Selon LIQ, la réglementation n’est pas une taxe déguisée et ramènera certains clients (pas tous, reconnaît-on) chez eux. Ils s’en remettent à la pratique qui veut qu’on magasine ses titres à la librairie et qu’on achète ensuite au rabais dans les grandes surfaces.

 

Un autre point de vue

 

Renaud-Bray fait bande à part en rejetant l’idée d’une réglementation. Le p.-d.g. du réseau de librairies, Blaise Renaud, estime que le contexte a changé depuis la dernière occasion manquée de réglementer en 2000, qu’il n’y a plus de guerres de prix dans la mesure où les libraires ne répondent plus par des rabais plus grands à ceux imposés par les grandes surfaces.

 

Ces dernières ne sont pas la cause du problème selon lui. Il montre plutôt du doigt les distributeurs exclusifs, que la loi du livre a transformés en « un acteur en soi », alors que l’esprit de la loi en faisait plutôt un « moyen » pour favoriser les éditeurs et les libraires.

 

« On divise en trois [libraires, éditeurs, distributeurs] un profit normalement divisé en deux,dit-il.
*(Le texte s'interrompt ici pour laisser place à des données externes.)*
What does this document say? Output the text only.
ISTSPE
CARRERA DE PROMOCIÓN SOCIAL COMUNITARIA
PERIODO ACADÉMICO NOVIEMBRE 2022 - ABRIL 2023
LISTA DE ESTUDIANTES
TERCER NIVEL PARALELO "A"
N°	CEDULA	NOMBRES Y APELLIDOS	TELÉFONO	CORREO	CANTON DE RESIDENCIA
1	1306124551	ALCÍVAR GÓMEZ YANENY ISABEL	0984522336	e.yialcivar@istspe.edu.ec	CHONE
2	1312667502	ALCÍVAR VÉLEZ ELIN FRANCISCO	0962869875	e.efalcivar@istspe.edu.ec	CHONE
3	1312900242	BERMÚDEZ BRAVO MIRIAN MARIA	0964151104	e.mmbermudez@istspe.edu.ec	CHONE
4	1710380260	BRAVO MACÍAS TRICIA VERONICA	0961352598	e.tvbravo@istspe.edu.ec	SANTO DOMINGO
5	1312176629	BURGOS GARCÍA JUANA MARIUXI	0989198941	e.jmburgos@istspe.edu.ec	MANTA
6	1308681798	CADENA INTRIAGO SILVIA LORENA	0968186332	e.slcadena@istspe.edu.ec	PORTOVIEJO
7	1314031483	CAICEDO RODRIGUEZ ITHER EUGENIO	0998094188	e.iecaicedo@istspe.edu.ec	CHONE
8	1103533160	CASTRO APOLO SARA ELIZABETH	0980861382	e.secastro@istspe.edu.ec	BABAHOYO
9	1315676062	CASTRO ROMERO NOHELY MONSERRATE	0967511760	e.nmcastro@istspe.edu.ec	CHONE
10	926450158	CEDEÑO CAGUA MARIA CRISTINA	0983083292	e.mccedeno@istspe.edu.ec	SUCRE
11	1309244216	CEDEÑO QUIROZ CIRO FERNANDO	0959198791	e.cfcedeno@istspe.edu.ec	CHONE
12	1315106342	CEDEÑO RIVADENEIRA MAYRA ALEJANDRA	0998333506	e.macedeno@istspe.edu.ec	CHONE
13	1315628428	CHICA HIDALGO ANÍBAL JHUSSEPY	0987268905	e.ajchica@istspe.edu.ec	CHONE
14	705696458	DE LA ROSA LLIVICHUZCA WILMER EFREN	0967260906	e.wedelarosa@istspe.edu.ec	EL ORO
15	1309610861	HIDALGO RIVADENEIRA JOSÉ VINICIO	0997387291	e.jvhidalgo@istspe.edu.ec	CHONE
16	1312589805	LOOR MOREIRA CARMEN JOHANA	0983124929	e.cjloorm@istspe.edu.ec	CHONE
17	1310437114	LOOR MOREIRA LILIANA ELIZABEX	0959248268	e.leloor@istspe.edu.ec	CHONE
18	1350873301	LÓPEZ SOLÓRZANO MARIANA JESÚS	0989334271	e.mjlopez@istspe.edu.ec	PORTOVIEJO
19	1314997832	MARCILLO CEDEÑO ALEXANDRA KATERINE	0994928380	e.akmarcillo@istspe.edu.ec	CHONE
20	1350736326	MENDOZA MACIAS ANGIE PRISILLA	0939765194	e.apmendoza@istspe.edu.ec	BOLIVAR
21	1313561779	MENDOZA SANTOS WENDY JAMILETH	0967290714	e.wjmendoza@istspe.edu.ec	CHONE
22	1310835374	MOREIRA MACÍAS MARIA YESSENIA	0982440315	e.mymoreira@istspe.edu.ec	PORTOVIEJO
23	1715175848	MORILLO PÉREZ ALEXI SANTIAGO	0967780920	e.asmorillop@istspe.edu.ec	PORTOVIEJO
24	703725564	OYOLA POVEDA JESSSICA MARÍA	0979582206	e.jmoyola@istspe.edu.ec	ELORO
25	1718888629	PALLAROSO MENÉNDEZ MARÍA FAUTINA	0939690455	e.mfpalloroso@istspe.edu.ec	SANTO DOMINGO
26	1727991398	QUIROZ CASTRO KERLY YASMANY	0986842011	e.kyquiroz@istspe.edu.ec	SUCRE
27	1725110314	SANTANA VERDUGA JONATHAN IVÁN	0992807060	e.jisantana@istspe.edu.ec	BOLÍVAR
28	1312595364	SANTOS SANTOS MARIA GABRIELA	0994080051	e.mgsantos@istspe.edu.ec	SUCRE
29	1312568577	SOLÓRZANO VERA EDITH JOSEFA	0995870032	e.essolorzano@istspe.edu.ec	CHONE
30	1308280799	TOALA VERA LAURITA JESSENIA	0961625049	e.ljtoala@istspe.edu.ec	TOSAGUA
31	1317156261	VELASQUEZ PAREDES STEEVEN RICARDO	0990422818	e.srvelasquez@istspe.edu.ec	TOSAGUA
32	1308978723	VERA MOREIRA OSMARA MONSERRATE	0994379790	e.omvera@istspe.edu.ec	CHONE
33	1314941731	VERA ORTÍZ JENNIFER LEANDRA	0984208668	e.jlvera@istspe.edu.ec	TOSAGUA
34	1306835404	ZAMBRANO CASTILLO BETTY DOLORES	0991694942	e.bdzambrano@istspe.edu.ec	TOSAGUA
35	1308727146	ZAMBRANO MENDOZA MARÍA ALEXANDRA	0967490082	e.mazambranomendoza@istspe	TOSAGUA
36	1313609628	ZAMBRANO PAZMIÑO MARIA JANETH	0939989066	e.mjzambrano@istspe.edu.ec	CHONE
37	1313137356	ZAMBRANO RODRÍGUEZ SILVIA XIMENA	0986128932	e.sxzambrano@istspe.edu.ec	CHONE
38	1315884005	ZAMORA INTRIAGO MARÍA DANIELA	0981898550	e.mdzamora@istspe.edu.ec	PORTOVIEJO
Comment se fait-il que les distributeurs soient libres de fixer les prix [des titres étrangers] sans redonner une contrepartie aux libraires ? Il faut revoir le rôle du distributeur. »

 

La sauvegarde des librairies - parce qu’il est d’accord avec le fait qu’elles sont fragilisées, y compris les siennes, et garantes d’un saine bibliodiversité - passe plutôt par « l’augmentation de la rentabilité des libraires en haussant leurs marges [de profits] brutes », dit-il. « Est-on là pour préserver un maximum de librairies indépendantes ou un réseau fort de librairies ? »

 

Pourquoi s’opposer à une mesure qui fait pourtant presque l’unanimité chez les acteurs principaux de l’industrie ?, a demandé Françoise David, de Québec solidaire. Parce que pour l’instant, grâce à la forte présence de Renaud-Bray et d’autres librairies québécoises en ligne, Amazon n’est pas encore trop dérangeant au Québec, mais « le jour où je serai contraint de vendre à un certain prix sur Internet », dit M.Renaud, le géant aura alors le champ libre pour offrir les plus bas prix.